[VIDEO] Asiana Airlines Passenger Opens Emergency During Landing, 12 Injured
Asiana Airlines, reports a passenger on board an Airbus A321-200 opened the emergency exit door as the plane was preparing to land on Friday. The plane landed safely, although numerous passengers were transported to the hospital.
On a domestic trip, the plane was carrying approximately 200 passengers when it neared the runway at Daegu International Airport in South Korea, roughly 240 kilometres southeast of Seoul.
A customer sitting near the emergency exit “opened the door manually by touching the lever” when the jet was about 200 metres above the ground, according to a spokeswoman for the airline.
Some passengers experienced breathing issues as a result of the event, and several people were sent to a hospital following the landing, according to Asiana Airlines, who added that there were no severe injuries or damage.
Daegu police confirmed to AFP that they had detained a man in his thirties for interrogation in connection with the incident.
According to South Korea’s transport ministry, 12 individuals were sent to hospital after the jet landed to be treated for “discomfort and breathing problems.”
The government acknowledged that a passenger intentionally opened the jet door while the plane was still in flight.
“Police are questioning him jointly with the land and transport ministries over violations of aviation safety laws,” police said in a statement.
“Under these laws, a person who opens a plane door without authorization faces a maximum prison sentence of ten years.”
SkyNews Agency broadcast a video of the incident filmed by a passenger on board the Asiana Airlines Airbus A321-200.
It showed wind ripping through an open door in mid-air, with fabric seat-back flapping violently and passengers’ hair fluttering wildly as some people shouted in surprise.
Another video circulated on social media showed passengers being buffeted by high gusts while sitting in the emergency escape row adjacent to an open door.
The two male passengers, who were wearing seatbelts, were wincing as the wind blasted over them, clutching the armrests and attempting to turn away from the door.
According to a 44-year-old passenger, there was “chaos” aboard the flight once the door was opened.
“It was chaos, with people close to the door appearing to faint one by one and flight attendants calling out for doctors on board through broadcasting while others were running down the aisle in panic,” the passenger added.
“I thought the plane was going to blow up.” “I thought I was going to die this way.”
According to a transport ministry official on the aviation safety team, this was “the first such incident” in Korean aviation history.
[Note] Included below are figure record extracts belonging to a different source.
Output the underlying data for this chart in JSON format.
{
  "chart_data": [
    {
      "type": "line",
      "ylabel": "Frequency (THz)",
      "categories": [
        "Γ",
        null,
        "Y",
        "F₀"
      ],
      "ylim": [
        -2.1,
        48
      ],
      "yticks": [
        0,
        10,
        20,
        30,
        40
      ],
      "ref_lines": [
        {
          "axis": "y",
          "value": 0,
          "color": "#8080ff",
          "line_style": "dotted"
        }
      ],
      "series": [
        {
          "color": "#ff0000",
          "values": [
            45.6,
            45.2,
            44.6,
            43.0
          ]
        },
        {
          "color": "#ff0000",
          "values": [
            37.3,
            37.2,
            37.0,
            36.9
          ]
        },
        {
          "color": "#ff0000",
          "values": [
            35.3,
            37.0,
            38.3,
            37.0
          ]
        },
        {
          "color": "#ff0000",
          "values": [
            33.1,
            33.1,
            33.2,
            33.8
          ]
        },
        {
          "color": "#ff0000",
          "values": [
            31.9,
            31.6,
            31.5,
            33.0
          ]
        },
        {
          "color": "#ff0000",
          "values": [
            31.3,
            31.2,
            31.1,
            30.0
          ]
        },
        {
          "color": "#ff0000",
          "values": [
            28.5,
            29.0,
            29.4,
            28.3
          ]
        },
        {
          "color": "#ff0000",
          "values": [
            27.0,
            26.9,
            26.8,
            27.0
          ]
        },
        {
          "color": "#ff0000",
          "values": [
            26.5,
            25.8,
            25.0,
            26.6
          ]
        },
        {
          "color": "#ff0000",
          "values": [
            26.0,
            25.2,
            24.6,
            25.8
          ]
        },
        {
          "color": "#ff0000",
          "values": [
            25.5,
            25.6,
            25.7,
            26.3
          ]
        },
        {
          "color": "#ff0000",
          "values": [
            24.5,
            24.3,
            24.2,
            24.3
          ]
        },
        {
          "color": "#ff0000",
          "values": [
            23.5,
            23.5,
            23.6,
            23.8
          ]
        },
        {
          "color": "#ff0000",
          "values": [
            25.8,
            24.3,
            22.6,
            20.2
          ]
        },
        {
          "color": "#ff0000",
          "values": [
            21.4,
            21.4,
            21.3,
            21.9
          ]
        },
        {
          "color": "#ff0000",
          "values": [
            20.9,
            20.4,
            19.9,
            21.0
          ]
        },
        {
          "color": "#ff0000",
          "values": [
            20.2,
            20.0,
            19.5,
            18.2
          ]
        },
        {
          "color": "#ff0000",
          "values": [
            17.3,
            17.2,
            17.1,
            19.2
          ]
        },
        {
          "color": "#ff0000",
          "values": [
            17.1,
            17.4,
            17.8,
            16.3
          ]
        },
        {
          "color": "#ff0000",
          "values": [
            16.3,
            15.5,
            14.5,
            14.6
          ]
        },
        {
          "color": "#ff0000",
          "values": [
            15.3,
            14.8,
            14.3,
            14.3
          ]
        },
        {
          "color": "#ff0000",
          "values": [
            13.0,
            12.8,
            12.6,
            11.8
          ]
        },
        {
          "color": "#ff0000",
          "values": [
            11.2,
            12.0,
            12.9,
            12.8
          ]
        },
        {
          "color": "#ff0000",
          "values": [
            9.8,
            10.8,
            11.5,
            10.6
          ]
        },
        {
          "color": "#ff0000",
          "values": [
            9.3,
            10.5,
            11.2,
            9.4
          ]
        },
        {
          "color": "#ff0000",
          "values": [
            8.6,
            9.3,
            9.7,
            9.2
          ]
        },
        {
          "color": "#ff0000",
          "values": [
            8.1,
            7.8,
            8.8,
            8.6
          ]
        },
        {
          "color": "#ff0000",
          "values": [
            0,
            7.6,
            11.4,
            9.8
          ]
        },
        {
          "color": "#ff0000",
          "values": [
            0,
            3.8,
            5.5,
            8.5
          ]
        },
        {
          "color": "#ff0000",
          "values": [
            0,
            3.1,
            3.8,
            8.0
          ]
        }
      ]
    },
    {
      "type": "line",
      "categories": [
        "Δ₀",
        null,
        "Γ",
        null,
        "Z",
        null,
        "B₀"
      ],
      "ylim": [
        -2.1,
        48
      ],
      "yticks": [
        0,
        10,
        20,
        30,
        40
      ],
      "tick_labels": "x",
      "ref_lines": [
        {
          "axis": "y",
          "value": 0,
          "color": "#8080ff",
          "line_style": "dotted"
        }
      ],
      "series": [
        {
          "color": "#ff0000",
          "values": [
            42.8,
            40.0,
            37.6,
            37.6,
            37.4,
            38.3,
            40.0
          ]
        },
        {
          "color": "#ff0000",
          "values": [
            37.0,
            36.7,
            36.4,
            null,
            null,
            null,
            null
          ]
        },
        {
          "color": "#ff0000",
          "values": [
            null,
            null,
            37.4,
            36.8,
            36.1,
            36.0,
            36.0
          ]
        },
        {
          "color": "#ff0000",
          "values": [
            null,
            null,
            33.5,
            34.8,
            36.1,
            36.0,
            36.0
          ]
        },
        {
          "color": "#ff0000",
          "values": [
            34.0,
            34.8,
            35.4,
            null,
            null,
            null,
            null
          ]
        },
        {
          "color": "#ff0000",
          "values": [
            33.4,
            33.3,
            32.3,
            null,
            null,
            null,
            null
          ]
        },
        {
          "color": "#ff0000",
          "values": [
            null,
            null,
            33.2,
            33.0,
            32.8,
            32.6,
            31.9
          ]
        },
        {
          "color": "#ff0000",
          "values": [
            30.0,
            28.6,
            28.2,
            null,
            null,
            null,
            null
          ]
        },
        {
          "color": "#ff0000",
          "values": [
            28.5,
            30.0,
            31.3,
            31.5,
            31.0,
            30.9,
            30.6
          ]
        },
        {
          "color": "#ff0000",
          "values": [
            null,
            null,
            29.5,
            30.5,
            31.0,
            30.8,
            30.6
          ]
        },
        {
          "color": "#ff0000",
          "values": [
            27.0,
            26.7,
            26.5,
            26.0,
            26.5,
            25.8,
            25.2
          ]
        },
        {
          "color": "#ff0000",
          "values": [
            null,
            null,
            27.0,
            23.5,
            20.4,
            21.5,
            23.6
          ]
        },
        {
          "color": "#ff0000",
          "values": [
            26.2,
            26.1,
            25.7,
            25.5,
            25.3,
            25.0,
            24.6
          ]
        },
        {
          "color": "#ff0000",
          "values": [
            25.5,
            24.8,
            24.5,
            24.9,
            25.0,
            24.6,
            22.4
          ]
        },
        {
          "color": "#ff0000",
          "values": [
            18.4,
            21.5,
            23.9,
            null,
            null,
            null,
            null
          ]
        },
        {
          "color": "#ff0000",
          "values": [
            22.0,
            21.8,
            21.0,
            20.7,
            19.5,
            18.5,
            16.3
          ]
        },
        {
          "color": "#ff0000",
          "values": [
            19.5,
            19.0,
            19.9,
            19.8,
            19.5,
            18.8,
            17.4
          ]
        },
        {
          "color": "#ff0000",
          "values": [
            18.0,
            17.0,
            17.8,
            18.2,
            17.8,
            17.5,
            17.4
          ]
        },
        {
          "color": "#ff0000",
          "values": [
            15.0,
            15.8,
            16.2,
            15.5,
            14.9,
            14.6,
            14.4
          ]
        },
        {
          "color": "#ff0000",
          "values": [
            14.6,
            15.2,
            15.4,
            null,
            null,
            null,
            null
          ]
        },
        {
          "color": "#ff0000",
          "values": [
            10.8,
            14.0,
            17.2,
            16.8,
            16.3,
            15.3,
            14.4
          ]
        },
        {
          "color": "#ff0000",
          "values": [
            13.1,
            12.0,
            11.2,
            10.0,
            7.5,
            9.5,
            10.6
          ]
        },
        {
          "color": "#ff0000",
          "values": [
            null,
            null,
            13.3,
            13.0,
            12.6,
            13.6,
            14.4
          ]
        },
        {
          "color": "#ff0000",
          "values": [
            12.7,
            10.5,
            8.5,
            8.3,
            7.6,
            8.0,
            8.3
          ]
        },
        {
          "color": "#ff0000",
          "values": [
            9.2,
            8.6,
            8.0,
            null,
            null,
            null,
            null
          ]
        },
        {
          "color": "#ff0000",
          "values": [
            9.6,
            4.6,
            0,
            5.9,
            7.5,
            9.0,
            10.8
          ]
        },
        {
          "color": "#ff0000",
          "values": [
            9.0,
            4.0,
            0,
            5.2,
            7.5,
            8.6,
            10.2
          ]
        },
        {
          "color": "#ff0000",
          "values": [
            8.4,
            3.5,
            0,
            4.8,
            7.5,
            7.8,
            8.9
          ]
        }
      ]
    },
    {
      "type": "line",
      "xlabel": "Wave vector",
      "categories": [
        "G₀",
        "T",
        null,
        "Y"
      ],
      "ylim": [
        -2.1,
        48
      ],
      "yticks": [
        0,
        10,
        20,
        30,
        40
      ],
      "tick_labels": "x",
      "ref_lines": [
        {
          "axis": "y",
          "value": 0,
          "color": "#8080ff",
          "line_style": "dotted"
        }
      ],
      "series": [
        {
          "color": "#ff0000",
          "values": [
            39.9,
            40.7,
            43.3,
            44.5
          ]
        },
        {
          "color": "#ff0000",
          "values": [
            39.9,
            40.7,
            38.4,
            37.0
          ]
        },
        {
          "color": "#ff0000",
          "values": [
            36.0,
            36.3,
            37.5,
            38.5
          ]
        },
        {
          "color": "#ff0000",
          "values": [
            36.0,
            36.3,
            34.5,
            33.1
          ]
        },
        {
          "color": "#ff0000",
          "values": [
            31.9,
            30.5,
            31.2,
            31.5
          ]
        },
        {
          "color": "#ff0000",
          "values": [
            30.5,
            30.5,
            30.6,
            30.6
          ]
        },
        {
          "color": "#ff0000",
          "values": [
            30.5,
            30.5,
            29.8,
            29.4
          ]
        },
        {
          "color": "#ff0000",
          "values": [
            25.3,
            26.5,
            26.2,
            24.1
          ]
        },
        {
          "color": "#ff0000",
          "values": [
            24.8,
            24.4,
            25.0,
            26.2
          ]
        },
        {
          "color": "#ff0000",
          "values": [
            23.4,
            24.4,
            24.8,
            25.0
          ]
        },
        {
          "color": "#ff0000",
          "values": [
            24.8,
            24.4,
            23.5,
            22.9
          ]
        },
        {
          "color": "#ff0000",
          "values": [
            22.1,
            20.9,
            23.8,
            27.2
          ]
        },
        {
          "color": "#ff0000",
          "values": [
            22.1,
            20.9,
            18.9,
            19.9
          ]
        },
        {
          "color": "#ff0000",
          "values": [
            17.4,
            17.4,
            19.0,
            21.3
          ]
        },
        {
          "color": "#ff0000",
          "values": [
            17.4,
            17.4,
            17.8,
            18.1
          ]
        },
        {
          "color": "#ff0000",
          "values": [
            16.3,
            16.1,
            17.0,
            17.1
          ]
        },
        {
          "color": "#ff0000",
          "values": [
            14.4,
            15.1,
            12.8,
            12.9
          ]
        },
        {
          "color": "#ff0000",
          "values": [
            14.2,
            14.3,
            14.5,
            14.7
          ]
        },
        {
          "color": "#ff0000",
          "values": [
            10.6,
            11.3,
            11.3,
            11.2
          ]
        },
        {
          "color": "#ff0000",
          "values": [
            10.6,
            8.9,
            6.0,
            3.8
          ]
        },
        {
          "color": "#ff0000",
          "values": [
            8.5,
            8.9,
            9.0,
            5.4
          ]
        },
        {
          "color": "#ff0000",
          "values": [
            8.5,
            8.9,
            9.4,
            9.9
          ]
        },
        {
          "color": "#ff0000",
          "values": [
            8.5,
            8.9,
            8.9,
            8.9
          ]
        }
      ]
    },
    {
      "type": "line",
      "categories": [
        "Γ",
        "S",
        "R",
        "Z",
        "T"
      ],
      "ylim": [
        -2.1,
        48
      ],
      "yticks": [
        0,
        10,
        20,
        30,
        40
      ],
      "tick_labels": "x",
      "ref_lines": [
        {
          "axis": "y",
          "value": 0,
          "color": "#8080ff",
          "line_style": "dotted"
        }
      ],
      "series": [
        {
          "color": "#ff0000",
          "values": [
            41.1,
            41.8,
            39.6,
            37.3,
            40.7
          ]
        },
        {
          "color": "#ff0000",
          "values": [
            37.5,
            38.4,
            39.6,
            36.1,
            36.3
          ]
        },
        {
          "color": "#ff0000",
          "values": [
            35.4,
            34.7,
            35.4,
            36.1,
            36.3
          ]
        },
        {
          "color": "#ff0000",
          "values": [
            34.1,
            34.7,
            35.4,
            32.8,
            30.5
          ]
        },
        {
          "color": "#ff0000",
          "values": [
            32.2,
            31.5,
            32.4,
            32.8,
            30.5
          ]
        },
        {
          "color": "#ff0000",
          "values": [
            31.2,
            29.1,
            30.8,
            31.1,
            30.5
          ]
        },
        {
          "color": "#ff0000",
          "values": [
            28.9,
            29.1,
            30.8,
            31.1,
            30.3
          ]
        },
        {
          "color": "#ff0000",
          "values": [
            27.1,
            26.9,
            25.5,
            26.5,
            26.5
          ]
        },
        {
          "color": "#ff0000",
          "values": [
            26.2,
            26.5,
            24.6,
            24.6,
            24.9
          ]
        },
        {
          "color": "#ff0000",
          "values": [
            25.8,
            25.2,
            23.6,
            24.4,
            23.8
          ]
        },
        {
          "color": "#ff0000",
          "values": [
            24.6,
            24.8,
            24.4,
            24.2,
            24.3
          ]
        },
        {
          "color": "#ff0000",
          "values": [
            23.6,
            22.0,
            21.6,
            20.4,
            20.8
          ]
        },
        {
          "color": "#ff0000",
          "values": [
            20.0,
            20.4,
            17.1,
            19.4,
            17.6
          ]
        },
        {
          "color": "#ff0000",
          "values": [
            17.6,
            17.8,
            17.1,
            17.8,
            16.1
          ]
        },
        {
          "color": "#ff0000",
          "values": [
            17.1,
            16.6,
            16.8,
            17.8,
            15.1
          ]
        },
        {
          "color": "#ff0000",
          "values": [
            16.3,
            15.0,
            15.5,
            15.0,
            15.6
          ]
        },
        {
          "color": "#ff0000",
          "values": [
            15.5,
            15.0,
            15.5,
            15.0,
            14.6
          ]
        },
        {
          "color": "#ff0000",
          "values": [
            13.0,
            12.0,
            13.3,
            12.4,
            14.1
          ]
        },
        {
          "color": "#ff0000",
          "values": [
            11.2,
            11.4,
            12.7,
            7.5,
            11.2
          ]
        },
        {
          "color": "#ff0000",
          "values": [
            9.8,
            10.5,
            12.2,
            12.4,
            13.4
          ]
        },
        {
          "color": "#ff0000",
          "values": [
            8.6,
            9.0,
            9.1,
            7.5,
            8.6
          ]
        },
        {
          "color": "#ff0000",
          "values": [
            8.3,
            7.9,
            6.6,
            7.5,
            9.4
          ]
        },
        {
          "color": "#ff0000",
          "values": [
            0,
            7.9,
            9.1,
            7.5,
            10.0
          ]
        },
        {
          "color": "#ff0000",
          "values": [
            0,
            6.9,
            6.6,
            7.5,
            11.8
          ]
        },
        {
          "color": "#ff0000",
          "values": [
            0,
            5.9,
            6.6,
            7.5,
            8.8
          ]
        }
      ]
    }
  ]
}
Experts state South Korea’s aviation industry has a strong safety record.
Asiana Airlines, founded in 1988 as a competitor to Korean Air, was involved in a severe disaster in San Francisco in July 2013.
At the time, Asiana Airlines Flight 214 from Seoul impacted a sea wall with its landing gear before crashing and exploding, killing three passengers and injuring 182.
The ailing airline is currently slated for acquisition by Korean Air, which announced in 2020 that it would purchase Asiana for $1.6 billion as the Covid epidemic wrecked havoc on the global aviation business.